Despite the name and "brogue," Charley was not a Hibernian — only the son of one. He was a New-Yorker by birth, and could speak good English when he pleased; but from some freak of eccentricity or affectation, he had taken to the brogue, and used it habitually, when among friends, with all the rich garniture of a true Milesian, fresh from the "sod."
He was altogether an odd fellow, but with a soul of honour, and a heart true as steel. He was no dunce either, and the man above all others upon whose coat tail it would not have been safe to "trid." He was already notorious for having been engaged in two or three "affairs," in which he had played both principal and second, and had earned the bellicose appellation of "Fighting Gallagher." I knew what his advice would be before asking it — "Call the schoundrel out by all manes."

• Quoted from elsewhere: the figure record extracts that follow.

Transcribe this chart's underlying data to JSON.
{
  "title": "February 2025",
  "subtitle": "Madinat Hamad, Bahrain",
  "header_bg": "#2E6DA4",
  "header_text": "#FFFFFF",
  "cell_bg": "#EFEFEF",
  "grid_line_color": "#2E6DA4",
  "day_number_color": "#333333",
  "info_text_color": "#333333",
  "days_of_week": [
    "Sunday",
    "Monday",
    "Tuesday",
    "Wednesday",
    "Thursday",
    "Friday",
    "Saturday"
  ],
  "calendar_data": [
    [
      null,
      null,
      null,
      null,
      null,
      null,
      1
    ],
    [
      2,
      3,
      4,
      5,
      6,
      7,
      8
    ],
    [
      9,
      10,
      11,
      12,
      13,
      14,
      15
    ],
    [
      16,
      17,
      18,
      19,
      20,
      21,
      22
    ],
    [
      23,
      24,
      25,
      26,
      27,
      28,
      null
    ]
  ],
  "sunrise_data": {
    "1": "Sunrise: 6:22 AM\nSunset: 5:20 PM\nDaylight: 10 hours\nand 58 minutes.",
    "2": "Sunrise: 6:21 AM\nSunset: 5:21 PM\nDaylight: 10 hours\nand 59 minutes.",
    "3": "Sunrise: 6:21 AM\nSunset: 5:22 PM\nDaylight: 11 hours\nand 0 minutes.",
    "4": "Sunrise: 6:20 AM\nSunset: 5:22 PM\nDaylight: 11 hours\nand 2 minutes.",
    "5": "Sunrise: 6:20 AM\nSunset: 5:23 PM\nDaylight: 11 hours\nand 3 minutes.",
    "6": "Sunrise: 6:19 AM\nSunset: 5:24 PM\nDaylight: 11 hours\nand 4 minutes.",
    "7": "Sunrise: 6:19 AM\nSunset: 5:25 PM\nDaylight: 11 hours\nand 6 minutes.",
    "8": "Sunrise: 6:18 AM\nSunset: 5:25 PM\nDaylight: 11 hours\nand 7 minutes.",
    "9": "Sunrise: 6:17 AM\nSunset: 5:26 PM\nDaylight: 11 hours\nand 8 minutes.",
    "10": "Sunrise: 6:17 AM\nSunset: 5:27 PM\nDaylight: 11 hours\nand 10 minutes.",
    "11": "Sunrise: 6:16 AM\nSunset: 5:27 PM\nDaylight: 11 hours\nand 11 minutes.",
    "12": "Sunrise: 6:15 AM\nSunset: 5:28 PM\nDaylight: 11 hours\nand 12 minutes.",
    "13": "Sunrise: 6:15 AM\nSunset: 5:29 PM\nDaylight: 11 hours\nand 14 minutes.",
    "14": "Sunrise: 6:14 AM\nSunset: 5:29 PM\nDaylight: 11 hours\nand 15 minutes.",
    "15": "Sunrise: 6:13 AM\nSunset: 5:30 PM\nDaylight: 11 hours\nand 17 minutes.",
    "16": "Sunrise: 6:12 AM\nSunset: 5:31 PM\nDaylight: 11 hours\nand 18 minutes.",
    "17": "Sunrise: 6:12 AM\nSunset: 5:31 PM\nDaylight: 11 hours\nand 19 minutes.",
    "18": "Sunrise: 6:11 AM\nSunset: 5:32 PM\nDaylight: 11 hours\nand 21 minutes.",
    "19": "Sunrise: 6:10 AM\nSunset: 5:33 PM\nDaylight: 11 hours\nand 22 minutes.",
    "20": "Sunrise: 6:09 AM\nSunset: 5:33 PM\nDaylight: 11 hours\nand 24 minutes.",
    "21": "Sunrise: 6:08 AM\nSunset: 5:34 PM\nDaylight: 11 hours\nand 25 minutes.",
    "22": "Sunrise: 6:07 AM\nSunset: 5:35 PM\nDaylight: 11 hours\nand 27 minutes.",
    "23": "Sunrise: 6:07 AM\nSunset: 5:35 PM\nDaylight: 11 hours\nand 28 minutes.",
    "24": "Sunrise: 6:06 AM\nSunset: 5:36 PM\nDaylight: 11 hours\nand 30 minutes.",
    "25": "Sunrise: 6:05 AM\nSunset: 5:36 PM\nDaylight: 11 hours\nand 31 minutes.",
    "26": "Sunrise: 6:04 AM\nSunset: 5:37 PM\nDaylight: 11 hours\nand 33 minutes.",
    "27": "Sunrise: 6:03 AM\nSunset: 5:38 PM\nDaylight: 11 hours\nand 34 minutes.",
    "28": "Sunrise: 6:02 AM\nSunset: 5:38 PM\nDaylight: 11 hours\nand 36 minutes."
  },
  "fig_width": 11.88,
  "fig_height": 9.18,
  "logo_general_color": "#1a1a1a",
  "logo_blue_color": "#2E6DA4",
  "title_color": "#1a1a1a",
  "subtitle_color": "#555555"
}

I stated the difficulty as to my reasons for challenging Ringgold.
"Thrue, ma bohill! You’re right there; but there need be no throuble about the matther."
"How?"
"Make the spalpeen challenge you. That’s betther — besides, it gives you the choice of waypons."
"In what way can I do this?"
"Och! my innocent gossoon! Shure that’s as asy as tumblin’ from a haycock. Call him a liar; an’ if that’s not sufficiently disagraable, twake his nose, or squirt your tobacco in his ugly countenance. That’ll fetch him out, I’ll be bail for ye.
"Come along, my boy!" continued my ready counsellor, moving towards the door. "Where is this Mister Ringgowld to be sarched for? Find me the gint, and I’ll shew you how to scratch his buttons. Come along wid ye!"
Not much liking the plan of procedure, but without the moral strength to resist, I followed this impetuous son of a Celt through the doorway.